North Korea carried the missile to its test site on a 16-wheel truck, believed to have been imported from China and reconfigured for military purposes. But the missile was launched from a platform, indicating that the country had not developed the ability to launch the missile directly from the vehicle, South Korean officials said. A missile fired from a vehicle is harder to counter because it requires less time to prepare to launch, they said.
North Korea also said its missile was capable of carrying a “large-sized heavy nuclear warhead.” Some analysts say that North Korea is probably still years away from developing nuclear warhead small and light enough to fit into a long-range rocket that could reach the continental United States.
If North Korea successfully develops an ICBM, it would drastically change strategic calculations by the United States and its allies, analysts said.
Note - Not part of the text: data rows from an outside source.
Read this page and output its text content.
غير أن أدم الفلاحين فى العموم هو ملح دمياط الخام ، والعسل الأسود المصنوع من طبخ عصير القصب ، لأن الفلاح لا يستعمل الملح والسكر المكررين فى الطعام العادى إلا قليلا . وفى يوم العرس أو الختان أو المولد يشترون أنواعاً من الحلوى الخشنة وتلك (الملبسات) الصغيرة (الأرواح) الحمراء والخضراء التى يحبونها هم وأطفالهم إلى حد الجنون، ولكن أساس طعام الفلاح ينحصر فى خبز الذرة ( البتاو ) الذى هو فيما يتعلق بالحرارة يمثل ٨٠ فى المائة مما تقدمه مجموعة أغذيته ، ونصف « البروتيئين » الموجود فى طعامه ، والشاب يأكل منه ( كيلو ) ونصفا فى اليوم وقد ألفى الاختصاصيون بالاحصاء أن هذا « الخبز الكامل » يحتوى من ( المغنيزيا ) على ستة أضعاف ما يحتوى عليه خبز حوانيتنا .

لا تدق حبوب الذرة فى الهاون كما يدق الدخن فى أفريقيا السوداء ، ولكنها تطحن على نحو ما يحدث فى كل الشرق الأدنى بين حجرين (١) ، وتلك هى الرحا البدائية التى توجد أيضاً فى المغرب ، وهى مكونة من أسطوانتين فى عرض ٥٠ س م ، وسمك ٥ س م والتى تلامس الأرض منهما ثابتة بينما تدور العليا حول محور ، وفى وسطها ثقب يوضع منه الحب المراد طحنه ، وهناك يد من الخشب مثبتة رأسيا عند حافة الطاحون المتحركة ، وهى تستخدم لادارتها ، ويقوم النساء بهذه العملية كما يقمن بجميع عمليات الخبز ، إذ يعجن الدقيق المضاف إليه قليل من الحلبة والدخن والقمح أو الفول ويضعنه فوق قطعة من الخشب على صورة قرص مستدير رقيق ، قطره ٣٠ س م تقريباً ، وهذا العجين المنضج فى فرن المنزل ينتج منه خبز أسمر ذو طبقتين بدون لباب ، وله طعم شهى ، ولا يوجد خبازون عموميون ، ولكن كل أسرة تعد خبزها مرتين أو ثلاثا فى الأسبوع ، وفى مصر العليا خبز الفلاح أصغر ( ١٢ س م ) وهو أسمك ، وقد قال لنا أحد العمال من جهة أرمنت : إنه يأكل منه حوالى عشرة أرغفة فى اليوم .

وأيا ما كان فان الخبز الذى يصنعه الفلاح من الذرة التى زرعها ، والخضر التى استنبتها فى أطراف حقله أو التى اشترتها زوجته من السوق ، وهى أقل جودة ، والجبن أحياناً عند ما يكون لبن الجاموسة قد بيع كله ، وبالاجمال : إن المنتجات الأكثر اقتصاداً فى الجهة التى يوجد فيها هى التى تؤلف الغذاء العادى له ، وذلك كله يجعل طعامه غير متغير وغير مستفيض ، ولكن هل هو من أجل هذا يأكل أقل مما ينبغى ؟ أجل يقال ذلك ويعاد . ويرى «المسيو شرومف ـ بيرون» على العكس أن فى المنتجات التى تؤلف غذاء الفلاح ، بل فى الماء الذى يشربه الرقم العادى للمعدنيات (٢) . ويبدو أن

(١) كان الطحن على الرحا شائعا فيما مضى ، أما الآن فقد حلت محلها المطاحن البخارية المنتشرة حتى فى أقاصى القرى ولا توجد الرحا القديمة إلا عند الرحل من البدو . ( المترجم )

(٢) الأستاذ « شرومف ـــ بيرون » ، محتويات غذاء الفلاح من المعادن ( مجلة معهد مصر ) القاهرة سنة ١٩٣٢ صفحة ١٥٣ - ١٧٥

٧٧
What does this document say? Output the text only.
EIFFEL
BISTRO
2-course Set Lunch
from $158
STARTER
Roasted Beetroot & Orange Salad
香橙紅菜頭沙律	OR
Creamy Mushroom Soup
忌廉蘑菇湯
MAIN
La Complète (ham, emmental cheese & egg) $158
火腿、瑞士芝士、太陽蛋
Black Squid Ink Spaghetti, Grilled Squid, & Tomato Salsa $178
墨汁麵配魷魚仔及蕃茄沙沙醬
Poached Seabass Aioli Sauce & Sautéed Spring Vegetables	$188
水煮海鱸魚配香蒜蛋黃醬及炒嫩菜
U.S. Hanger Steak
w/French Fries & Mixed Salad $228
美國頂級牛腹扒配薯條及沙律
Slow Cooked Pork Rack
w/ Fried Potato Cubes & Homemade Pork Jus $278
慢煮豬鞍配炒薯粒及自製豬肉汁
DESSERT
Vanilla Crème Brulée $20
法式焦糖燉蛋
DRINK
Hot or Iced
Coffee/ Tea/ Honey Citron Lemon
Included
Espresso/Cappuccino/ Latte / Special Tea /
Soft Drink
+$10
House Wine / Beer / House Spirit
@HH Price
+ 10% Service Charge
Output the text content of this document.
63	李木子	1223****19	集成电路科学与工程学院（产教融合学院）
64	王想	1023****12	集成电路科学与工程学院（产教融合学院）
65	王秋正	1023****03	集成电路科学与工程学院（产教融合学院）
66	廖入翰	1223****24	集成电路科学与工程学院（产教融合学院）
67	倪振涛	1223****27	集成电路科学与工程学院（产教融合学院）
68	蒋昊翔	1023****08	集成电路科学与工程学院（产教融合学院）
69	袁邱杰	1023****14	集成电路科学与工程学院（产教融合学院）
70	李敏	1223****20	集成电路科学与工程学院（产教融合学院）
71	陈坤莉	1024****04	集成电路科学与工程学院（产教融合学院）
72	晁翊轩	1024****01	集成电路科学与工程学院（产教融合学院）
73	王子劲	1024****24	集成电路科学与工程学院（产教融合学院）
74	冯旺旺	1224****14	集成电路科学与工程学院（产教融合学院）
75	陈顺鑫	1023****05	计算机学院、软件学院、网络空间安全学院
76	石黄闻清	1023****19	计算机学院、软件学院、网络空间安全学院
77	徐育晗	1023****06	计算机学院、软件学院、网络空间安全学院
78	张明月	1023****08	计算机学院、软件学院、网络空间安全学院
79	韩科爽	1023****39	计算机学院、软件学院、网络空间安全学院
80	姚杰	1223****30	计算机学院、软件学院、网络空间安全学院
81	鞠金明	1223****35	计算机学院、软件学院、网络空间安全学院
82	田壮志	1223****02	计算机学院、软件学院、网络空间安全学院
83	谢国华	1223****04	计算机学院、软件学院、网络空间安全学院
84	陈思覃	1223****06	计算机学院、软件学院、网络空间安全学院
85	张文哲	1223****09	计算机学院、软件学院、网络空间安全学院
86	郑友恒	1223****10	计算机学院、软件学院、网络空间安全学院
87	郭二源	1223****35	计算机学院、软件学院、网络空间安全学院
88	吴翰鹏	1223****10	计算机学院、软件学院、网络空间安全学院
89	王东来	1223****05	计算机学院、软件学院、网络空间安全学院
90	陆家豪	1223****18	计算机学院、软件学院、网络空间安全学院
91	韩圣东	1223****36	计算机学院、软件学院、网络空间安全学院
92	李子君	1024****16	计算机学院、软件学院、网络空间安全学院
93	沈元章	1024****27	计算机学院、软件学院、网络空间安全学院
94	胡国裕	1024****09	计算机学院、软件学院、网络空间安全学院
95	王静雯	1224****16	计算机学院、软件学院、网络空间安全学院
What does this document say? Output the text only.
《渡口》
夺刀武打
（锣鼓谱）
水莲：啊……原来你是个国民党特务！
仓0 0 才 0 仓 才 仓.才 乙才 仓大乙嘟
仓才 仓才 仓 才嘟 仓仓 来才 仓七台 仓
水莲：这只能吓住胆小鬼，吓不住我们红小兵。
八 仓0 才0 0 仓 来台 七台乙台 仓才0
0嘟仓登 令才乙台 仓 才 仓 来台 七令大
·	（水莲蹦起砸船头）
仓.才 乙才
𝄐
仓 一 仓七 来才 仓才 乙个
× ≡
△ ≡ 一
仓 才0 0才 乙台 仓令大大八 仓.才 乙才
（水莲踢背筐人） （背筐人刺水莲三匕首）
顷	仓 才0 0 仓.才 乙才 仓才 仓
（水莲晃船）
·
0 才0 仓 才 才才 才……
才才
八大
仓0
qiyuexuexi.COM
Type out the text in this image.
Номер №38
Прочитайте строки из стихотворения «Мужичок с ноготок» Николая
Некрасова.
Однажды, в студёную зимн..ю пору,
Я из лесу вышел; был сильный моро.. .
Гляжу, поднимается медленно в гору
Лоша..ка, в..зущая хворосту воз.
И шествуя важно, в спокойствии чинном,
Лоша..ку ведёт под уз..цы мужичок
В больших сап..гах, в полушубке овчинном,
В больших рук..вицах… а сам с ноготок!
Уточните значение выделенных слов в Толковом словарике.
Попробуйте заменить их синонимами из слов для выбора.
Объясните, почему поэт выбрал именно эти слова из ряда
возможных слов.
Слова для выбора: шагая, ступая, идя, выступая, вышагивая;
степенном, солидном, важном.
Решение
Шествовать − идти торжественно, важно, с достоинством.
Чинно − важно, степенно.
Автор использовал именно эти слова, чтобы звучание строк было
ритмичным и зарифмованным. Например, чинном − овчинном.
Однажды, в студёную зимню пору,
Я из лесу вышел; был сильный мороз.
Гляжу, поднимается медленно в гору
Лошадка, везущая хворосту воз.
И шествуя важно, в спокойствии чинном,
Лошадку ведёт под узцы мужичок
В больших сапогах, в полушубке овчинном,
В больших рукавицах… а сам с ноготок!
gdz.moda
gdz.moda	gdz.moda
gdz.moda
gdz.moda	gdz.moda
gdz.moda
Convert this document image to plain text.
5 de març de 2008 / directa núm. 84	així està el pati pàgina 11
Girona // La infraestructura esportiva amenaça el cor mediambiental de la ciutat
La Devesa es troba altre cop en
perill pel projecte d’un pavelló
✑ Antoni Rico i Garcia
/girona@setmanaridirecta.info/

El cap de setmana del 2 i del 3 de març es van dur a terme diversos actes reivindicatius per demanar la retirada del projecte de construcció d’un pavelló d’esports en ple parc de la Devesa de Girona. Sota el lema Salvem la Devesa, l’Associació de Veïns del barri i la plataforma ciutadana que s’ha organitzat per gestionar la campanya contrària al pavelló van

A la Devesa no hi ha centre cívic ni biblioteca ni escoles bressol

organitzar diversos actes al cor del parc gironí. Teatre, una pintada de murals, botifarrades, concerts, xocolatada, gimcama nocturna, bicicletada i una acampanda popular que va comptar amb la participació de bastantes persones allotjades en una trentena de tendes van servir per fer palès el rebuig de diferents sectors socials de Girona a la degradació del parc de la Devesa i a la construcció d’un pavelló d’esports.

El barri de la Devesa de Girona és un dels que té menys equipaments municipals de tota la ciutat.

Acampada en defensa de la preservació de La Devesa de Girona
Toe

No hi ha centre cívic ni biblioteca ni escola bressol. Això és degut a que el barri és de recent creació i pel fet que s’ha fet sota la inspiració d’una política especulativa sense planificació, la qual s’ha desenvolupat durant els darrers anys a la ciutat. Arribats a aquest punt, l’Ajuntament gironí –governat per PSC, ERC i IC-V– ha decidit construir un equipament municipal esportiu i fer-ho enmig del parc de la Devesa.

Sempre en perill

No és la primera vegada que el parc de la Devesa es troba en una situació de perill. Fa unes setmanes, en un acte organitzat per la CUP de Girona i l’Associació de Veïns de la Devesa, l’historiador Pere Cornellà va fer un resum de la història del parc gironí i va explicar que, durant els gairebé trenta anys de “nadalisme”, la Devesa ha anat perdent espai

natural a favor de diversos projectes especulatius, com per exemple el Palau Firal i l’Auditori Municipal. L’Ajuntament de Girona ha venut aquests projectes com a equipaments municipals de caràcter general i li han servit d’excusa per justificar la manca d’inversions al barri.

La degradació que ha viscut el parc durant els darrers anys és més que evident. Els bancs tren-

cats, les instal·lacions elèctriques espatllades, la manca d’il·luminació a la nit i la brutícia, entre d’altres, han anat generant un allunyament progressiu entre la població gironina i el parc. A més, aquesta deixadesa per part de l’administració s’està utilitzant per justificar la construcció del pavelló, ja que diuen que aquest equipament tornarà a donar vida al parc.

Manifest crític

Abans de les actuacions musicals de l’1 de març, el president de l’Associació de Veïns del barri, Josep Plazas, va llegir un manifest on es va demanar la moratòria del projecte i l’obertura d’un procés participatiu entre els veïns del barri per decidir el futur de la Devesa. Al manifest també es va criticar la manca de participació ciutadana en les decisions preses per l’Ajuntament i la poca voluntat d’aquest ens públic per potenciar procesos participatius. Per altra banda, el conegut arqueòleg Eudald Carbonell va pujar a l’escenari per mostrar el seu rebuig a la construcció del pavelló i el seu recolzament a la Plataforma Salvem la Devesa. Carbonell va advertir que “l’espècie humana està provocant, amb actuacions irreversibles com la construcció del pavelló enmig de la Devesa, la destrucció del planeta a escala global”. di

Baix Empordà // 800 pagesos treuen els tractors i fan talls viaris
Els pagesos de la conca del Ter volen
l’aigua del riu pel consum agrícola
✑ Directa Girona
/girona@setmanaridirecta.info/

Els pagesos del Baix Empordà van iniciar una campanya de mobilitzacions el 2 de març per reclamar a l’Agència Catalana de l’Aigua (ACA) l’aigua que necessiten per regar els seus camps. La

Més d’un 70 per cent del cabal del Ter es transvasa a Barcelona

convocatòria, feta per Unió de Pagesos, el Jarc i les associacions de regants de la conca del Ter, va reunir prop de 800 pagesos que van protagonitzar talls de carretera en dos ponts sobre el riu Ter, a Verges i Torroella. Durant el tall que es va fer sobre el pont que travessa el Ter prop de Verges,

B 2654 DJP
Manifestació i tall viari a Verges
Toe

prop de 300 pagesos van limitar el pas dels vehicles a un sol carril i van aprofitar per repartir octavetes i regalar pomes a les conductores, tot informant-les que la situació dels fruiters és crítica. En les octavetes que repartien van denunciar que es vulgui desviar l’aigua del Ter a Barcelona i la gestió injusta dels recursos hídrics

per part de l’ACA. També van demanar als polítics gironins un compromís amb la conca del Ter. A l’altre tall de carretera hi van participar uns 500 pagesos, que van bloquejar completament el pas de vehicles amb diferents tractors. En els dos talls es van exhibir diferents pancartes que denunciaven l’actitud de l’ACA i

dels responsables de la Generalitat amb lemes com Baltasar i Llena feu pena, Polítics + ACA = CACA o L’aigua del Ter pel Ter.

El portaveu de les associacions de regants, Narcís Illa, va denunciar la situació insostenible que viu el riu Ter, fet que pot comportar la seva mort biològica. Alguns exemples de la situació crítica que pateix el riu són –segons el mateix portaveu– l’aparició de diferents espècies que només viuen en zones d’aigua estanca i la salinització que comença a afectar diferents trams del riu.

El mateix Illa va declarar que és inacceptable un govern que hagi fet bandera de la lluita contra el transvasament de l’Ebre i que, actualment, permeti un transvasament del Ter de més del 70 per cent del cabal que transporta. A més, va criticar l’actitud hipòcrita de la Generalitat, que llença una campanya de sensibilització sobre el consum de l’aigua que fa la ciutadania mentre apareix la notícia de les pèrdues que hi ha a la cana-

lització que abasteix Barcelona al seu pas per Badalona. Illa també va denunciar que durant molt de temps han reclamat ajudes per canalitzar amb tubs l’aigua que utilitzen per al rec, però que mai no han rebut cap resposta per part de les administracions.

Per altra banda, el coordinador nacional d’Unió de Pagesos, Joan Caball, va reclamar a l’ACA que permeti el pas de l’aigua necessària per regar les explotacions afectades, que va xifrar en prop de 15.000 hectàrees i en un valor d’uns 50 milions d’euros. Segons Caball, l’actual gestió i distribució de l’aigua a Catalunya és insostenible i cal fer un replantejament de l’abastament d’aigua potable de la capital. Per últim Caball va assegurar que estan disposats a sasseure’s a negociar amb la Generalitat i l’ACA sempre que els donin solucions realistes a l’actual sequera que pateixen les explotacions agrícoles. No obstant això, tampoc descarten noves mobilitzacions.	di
Such a missile would give decision makers in Washington reason to pause before deciding to strike the country, they said.
“This new tier complements North Korea’s well-developed escalatory posture towards its neighbors,” Gabriel Dominguez and Neil Gibson, analysts affiliated with IHS Markit, said in a commentary. “The Communist country is already able to field conventional, chemical and, possibly, nuclear weapons against Seoul and Tokyo. As a result, a danger of increased North Korean military confidence is that it raises the risk of increased belligerence.”
The United States secretary of state, Rex W. Tillerson, issued a warning that any country hosting North Korean guest workers or providing any economic or military benefits to the North was “aiding and abetting a dangerous regime.”